Henry recently graduated from college in Virginia, but during a December exam period, that seemed lost. Heading into Thanksgiving, Henry was dealing with significant issues: he was supporting a close family member through a potential cancer diagnosis, his girlfriend of several years had broken up with him, and he was behind in his coursework.
Not one to share his troubles, Henry silently committed to finishing the semester. He took caffeine to stay awake and prepare for exams, going days without sleeping and triggering a manic episode that led to a confused search for help on campus.
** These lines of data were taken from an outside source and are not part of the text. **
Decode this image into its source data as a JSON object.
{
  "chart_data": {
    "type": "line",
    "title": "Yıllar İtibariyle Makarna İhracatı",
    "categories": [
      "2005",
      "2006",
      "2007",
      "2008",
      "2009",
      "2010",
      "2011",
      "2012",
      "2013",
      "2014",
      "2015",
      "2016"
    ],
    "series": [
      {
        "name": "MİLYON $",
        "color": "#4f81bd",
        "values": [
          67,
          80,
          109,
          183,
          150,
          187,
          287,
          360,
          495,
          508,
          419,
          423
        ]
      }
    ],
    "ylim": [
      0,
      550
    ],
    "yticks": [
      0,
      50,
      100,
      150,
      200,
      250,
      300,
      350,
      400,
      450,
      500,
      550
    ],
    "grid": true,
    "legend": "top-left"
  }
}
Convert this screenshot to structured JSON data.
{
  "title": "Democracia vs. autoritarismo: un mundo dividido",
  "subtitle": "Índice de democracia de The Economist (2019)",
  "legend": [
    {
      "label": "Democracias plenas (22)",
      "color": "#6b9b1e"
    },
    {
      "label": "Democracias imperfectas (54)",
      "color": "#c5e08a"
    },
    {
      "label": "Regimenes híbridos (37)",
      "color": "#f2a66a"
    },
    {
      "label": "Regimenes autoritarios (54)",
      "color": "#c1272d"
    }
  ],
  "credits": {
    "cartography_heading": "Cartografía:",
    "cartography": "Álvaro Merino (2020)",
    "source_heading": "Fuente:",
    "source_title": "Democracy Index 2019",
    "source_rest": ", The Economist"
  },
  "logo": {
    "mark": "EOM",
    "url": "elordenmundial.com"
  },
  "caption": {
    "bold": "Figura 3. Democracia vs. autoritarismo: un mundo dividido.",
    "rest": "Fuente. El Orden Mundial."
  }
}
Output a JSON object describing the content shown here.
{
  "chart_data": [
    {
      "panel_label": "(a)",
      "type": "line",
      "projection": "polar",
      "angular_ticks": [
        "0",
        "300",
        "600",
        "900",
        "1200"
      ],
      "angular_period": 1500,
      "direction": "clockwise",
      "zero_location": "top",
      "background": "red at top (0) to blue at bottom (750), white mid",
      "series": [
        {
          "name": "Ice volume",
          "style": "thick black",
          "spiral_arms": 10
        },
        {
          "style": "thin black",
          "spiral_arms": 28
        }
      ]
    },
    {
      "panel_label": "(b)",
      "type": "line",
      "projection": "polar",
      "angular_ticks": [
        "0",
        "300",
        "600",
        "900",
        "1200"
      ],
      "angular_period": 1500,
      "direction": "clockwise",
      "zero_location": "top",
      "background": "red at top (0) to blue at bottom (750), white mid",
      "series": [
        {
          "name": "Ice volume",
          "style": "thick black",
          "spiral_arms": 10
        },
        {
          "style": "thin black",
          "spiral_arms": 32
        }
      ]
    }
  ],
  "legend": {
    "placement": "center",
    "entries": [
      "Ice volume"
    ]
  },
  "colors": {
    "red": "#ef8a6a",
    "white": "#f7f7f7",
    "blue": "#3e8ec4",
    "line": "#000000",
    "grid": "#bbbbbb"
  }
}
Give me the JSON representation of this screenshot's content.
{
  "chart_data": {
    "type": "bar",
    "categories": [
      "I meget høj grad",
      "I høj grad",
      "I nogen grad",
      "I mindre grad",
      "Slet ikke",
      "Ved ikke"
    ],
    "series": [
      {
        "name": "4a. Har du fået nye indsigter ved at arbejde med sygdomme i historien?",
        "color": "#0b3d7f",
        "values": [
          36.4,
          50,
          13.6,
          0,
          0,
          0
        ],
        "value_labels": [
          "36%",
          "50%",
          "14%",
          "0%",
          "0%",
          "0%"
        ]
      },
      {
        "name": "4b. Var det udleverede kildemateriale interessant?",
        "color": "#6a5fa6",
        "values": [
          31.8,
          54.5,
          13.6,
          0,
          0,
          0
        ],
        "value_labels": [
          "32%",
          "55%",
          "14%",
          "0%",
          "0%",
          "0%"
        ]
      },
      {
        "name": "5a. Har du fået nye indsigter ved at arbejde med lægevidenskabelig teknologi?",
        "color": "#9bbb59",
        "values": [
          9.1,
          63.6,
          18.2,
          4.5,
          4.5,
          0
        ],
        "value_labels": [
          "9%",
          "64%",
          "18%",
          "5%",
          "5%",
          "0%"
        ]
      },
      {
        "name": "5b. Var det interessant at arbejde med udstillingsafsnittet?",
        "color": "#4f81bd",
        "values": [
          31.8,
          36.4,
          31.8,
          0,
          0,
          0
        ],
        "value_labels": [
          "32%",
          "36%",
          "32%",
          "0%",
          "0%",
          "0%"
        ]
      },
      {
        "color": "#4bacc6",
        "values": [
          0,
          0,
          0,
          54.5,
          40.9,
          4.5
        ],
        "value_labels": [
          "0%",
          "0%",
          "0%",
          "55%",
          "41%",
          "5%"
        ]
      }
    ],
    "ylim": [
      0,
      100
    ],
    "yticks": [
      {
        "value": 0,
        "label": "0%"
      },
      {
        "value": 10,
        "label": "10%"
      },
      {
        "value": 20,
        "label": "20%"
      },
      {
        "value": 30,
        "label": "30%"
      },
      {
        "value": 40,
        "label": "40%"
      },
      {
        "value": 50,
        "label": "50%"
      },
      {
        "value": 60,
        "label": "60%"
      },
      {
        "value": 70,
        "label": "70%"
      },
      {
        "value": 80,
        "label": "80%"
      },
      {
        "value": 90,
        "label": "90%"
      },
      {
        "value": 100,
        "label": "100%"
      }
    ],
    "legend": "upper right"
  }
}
When the police attempted to detain him, Henry spit at a police officer, and his mental health crisis ended in criminal charges.
Henry's public defender negotiated an opportunity for him to avoid the 6 months of mandatory minimum incarceration, which would have cost taxpayers over $15,000. Instead, Henry was referred to the Initiative for a supportive intervention organized around completing his court-ordered conditions. "I was in a situation that seemed like there was no light at the end of the tunnel, but I had my own think tank of people who were there to help me tackle each issue so that I didn't have to go through these muddy waters alone," he says of the Initiative. "It wasn't just my public defender helping me get the legal stuff figured out, but it was getting the help for me as a human being."
With the Initiative's holistic support, Henry took responsibility for himself by engaging with therapy, completing hundreds of hours of community service, obtaining an internship for his final semester of college, and reconnecting socially with peers through sports. "They helped me moving forward in life because I wasn't going to other people when I had issues, I was bottling things up. They put me in touch with good people, cool people, who I was able to, with no judgement, share my story."
Of his crisis, Henry thought, "I didn't want this bump in my life to break me, I wanted it to make me stronger." And, after a year of significant personal effort, he graduated from college.